Finalmente, a impressão mais forte deixada por “How to Steal a Million” é de familiaridade. Seja estudando a técnica por trás da escrita de roteiro ou apenas assistindo a filmes o bastante para desenvolver um senso crítico aguçado, não se demora para perceber que há algo em comum em boa parte das grandes obras do cinema: fluidez. Uma cena segue a outra sem que se perceba cada uma delas como uma unidade distinta, um pedaço de narrativa desconectado do próximo. E nem se trata tanto do trabalho da Edição em tornar os cortes invisíveis, mas de estruturar a narrativa no papel e construí-la visualmente na seqüência para que tudo pareça lógico e essencial para a existência de uma corrente de eventos compreensivelmente dinâmica. A familiaridade mencionada anteriormente se refere ao ideal freqüentemente almejado pelos artistas de criar uma experiência que seja agradável de experimentar mesmo quando o conteúdo é desagradável; a palavra vem a ser aplicada não como juízo de valor sobre o conteúdo, mas como uma qualificação da forma como ele é transmitido.

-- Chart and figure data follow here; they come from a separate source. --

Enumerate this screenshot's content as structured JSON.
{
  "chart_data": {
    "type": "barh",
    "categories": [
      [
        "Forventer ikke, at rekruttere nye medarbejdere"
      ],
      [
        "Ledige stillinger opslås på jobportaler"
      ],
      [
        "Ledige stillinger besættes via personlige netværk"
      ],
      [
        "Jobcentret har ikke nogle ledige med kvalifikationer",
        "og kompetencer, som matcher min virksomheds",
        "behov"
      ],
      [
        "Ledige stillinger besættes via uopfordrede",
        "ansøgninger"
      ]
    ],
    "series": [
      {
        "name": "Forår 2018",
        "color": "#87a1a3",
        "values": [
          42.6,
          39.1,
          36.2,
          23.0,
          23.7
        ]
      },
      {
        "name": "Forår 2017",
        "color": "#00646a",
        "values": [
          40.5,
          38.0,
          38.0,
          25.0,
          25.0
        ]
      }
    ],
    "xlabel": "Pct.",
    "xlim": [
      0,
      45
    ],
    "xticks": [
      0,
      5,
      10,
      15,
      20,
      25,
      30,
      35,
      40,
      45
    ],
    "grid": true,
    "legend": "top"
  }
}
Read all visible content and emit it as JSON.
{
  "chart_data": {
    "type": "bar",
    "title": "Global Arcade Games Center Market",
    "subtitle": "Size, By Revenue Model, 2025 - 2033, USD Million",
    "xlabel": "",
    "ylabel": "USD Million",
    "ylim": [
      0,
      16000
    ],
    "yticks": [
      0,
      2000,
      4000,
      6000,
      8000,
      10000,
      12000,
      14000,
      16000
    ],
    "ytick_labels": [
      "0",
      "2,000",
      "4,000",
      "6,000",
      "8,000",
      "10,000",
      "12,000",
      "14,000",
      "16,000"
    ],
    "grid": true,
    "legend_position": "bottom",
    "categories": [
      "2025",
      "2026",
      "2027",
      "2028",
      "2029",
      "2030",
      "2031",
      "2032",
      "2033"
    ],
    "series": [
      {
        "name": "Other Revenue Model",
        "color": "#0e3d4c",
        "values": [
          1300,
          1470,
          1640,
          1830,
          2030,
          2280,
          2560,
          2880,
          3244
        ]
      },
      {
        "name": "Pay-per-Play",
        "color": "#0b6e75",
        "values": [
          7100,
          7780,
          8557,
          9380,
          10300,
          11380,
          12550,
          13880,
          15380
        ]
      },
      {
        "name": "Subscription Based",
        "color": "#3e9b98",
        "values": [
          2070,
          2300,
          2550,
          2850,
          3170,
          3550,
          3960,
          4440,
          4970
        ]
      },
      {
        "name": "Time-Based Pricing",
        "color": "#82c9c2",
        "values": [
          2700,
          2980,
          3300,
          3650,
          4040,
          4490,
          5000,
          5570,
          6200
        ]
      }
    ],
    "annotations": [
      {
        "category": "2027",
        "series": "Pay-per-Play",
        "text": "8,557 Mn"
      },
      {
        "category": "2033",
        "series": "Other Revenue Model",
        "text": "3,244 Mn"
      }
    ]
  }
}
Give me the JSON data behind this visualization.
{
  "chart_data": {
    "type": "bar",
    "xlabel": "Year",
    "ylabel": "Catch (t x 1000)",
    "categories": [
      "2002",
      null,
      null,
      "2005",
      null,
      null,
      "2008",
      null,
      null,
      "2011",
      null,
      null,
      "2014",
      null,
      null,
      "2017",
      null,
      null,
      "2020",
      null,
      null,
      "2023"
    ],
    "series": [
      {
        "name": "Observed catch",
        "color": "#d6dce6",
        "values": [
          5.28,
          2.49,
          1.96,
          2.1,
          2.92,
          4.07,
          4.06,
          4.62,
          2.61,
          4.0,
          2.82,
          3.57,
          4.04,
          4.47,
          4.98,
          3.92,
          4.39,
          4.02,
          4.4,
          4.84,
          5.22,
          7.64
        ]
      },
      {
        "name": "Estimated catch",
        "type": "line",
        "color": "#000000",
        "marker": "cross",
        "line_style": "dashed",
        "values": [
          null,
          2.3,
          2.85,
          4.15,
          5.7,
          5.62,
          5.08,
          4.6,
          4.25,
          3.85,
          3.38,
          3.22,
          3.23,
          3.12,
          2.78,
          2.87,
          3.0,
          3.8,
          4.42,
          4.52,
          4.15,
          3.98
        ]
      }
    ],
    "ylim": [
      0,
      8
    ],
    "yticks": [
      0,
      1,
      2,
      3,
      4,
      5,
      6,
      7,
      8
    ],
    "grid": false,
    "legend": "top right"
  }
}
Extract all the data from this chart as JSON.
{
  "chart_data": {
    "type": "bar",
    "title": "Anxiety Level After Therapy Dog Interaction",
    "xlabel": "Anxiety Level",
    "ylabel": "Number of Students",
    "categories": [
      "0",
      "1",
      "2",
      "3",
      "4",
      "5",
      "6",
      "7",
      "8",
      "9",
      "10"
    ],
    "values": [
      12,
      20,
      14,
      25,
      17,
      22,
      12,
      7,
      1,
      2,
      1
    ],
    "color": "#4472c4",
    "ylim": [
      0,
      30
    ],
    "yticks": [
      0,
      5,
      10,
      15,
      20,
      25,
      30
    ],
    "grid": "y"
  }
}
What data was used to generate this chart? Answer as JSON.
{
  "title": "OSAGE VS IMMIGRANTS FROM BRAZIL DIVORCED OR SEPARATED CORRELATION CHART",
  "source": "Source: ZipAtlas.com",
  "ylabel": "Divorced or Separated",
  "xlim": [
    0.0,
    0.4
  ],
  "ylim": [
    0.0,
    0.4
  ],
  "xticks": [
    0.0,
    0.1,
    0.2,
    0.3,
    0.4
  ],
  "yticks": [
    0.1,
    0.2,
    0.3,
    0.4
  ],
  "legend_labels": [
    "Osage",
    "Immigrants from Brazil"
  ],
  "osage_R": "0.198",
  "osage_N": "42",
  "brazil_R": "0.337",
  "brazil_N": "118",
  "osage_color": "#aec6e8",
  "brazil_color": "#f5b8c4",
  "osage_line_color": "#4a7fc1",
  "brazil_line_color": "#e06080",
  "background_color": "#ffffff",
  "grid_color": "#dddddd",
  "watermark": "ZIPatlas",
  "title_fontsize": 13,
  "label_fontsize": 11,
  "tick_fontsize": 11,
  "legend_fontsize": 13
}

A própria dinâmica envolvendo o roubo principal da obra é um exemplo perfeito disso. Começa como uma idéia sem o mínimo firmamento na realidade, passa a ser um plano quase impossível quando Peter O’Toole afirma isso e fica mais concreto a cada visita da dupla de protagonista ao museu que abriga a estátua. Até mesmo a execução do plano reflete a lógica de um grande plano dividido em várias pequenas partes, um grande problema em pequenos conflitos resolvidos um a um pelos personagens até chegar no objetivo. “How to Steal a Million” entrega uma apresentação compreensível e engajante de um roubo simples tratado com o mesmo cuidado que um outro mais complexo, abrindo espaço nesse meio para trabalhar também o jovial romance entre os protagonistas. Se há uma característica definitiva para este filme é o deleite convidativo de sua narrativa que mal faz o tempo ser sentido.